Darryl Lies, president of the Farm Bureau, said many producers shouldn’t have to wait years to find out what they can do on their land.

“That’s unacceptable,” he said.

Tackling a problem

The NRCS doesn’t like it, either. Bogged down under the weight of the determinations, the North Dakota staff started looking at new methods to handle the process.

“We put together a dedicated team of conservation professionals in order to basically focus only on developing wetland determinations for agriculture purposes,” said Heglund. They now use imagery, elevation data, soil information and other resources from their offices to make preliminary technical determinations.

If producers don’t agree with that or want to provide more information, then NRCS staff members make farm visits. They also do farm visits for reports of unauthorized wetland drainage.

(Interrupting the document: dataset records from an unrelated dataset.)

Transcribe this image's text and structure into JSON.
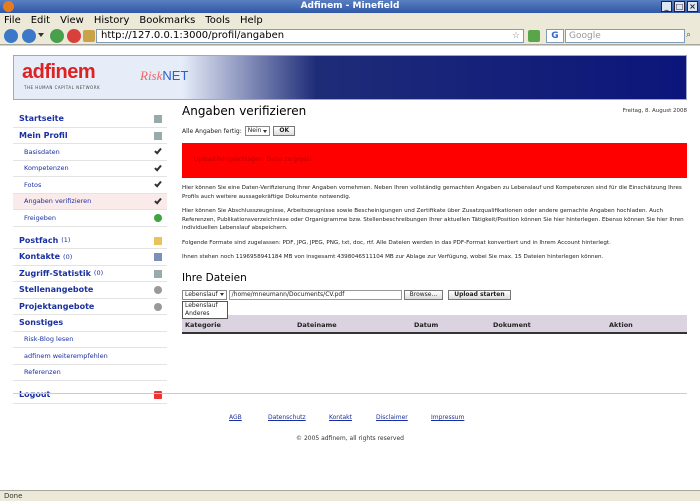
{
  "window": {
    "title": "Adfinem - Minefield"
  },
  "menu": [
    "File",
    "Edit",
    "View",
    "History",
    "Bookmarks",
    "Tools",
    "Help"
  ],
  "nav": {
    "url": "http://127.0.0.1:3000/profil/angaben",
    "search_engine": "G",
    "search_placeholder": "Google",
    "star": "☆"
  },
  "banner": {
    "logo": "adfinem",
    "logo_sub": "THE HUMAN CAPITAL NETWORK",
    "risk": "Risk",
    "net": "NET"
  },
  "sidebar": {
    "items": [
      {
        "label": "Startseite",
        "count": "",
        "icon": "home-icon",
        "sub": false
      },
      {
        "label": "Mein Profil",
        "count": "",
        "icon": "profile-icon",
        "sub": false
      },
      {
        "label": "Basisdaten",
        "count": "",
        "icon": "check-icon",
        "sub": true
      },
      {
        "label": "Kompetenzen",
        "count": "",
        "icon": "check-icon",
        "sub": true
      },
      {
        "label": "Fotos",
        "count": "",
        "icon": "check-icon",
        "sub": true
      },
      {
        "label": "Angaben verifizieren",
        "count": "",
        "icon": "check-icon",
        "sub": true,
        "active": true
      },
      {
        "label": "Freigeben",
        "count": "",
        "icon": "green-circle-icon",
        "sub": true
      },
      {
        "label": "Postfach",
        "count": "(1)",
        "icon": "mail-icon",
        "sub": false
      },
      {
        "label": "Kontakte",
        "count": "(0)",
        "icon": "people-icon",
        "sub": false
      },
      {
        "label": "Zugriff-Statistik",
        "count": "(0)",
        "icon": "stats-icon",
        "sub": false
      },
      {
        "label": "Stellenangebote",
        "count": "",
        "icon": "info-icon",
        "sub": false
      },
      {
        "label": "Projektangebote",
        "count": "",
        "icon": "info-icon",
        "sub": false
      },
      {
        "label": "Sonstiges",
        "count": "",
        "icon": "",
        "sub": false
      },
      {
        "label": "Risk-Blog lesen",
        "count": "",
        "icon": "",
        "sub": true
      },
      {
        "label": "adfinem weiterempfehlen",
        "count": "",
        "icon": "",
        "sub": true
      },
      {
        "label": "Referenzen",
        "count": "",
        "icon": "",
        "sub": true
      },
      {
        "label": "Logout",
        "count": "",
        "icon": "power-icon",
        "sub": false
      }
    ]
  },
  "content": {
    "title": "Angaben verifizieren",
    "date": "Freitag, 8. August 2008",
    "verify_label": "Alle Angaben fertig:",
    "verify_value": "Nein",
    "ok_label": "OK",
    "error": "Upload fehlgeschlagen: Datei zu gross!",
    "paragraphs": [
      "Hier können Sie eine Daten-Verifizierung Ihrer Angaben vornehmen. Neben Ihren vollständig gemachten Angaben zu Lebenslauf und Kompetenzen sind für die Einschätzung Ihres Profils auch weitere aussagekräftige Dokumente notwendig.",
      "Hier können Sie Abschlusszeugnisse, Arbeitszeugnisse sowie Bescheinigungen und Zertifikate über Zusatzqualifikationen oder andere gemachte Angaben hochladen. Auch Referenzen, Publikationsverzeichnisse oder Organigramme bzw. Stellenbeschreibungen Ihrer aktuellen Tätigkeit/Position können Sie hier hinterlegen. Ebenso können Sie hier Ihren individuellen Lebenslauf abspeichern.",
      "Folgende Formate sind zugelassen: PDF, JPG, JPEG, PNG, txt, doc, rtf. Alle Dateien werden in das PDF-Format konvertiert und in Ihrem Account hinterlegt.",
      "Ihnen stehen noch 1196958941184 MB von insgesamt 4398046511104 MB zur Ablage zur Verfügung, wobei Sie max. 15 Dateien hinterlegen können."
    ],
    "files_title": "Ihre Dateien",
    "file_type_value": "Lebenslauf",
    "file_type_options": [
      "Lebenslauf",
      "Anderes"
    ],
    "file_path": "/home/mneumann/Documents/CV.pdf",
    "browse_label": "Browse...",
    "upload_label": "Upload starten",
    "table_headers": [
      "Kategorie",
      "Dateiname",
      "Datum",
      "Dokument",
      "Aktion"
    ]
  },
  "footer": {
    "links": [
      "AGB",
      "Datenschutz",
      "Kontakt",
      "Disclaimer",
      "Impressum"
    ],
    "copyright": "© 2005 adfinem, all rights reserved"
  },
  "status": {
    "text": "Done"
  }
}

Weckerly said he has had Heglund visit his farm to review the preliminary technical determination, and he found that process helpful. He was able to show Heglund that many of the 118 “wetlands” on his section were little more than puddles.

The NRCS also has been looking at alternatives to the process. It has ramped up assistance to producers who wish to manipulate wetlands by creating a new wetland elsewhere, Heglund said.

The backlog has gone from nearly 4,000 to more than 700. Heglund said 500 to 800 requests come in annually, so it might take a few years to get to the bottom of the backlog. The new process also has cleared up some misunderstandings and has allowed producers to assist in providing photographs and information about drainage that aid in the process, she said.

“They’ll do whatever they can to give information up front to help make a determination that makes sense,” Heglund said.

Legislation looming

Weckerly wants to see producers have more influence in the process, as well as more certainty. The proposed legislation would put a 60-day deadline on the NRCS to make determinations, as well as streamline the appeal process and improve transparency.

If the legislation were to be passed, Heglund said meeting a 60-day deadline would take more staff, additional off-site tools and refined methodology. But once the backlog is cleared up, she hopes the process moves faster than it has in recent years.

“Our thought process is it should take three to four months once a person has a request,” she said.

Three or four months “would be a definite improvement” over the current situation, Lies said. He believes the real issue is that the NRCS needs to be accountable to the farmers whose livelihood depends on what they can do on their land.

“Farmers get all sorts of guidelines of what they can and can’t do on their land, but yet the agencies that are responsible for giving them the determinations so they know what they can and can’t do don’t seem to have expectations of performance,” he said.

Heglund explained the NRCS doesn’t want to push out determinations so fast that they lose contact with producers, who often need to understand how to stay in compliance in order to maintain USDA benefits.

Weckerly says he is glad he began the process. He wants more certainty about where wetlands are on his property so he knows not only where he can use drain tile but also where he can use chemicals that can’t be used within given distances of wetlands. But he advises farmers to be ready to advocate for themselves.

Heglund didn’t want to comment on the proposed legislation, but she said Cramer’s office has done its research and has been in contact with the NRCS about the issue. She said her office is committed to trying new ways to clear the backlog.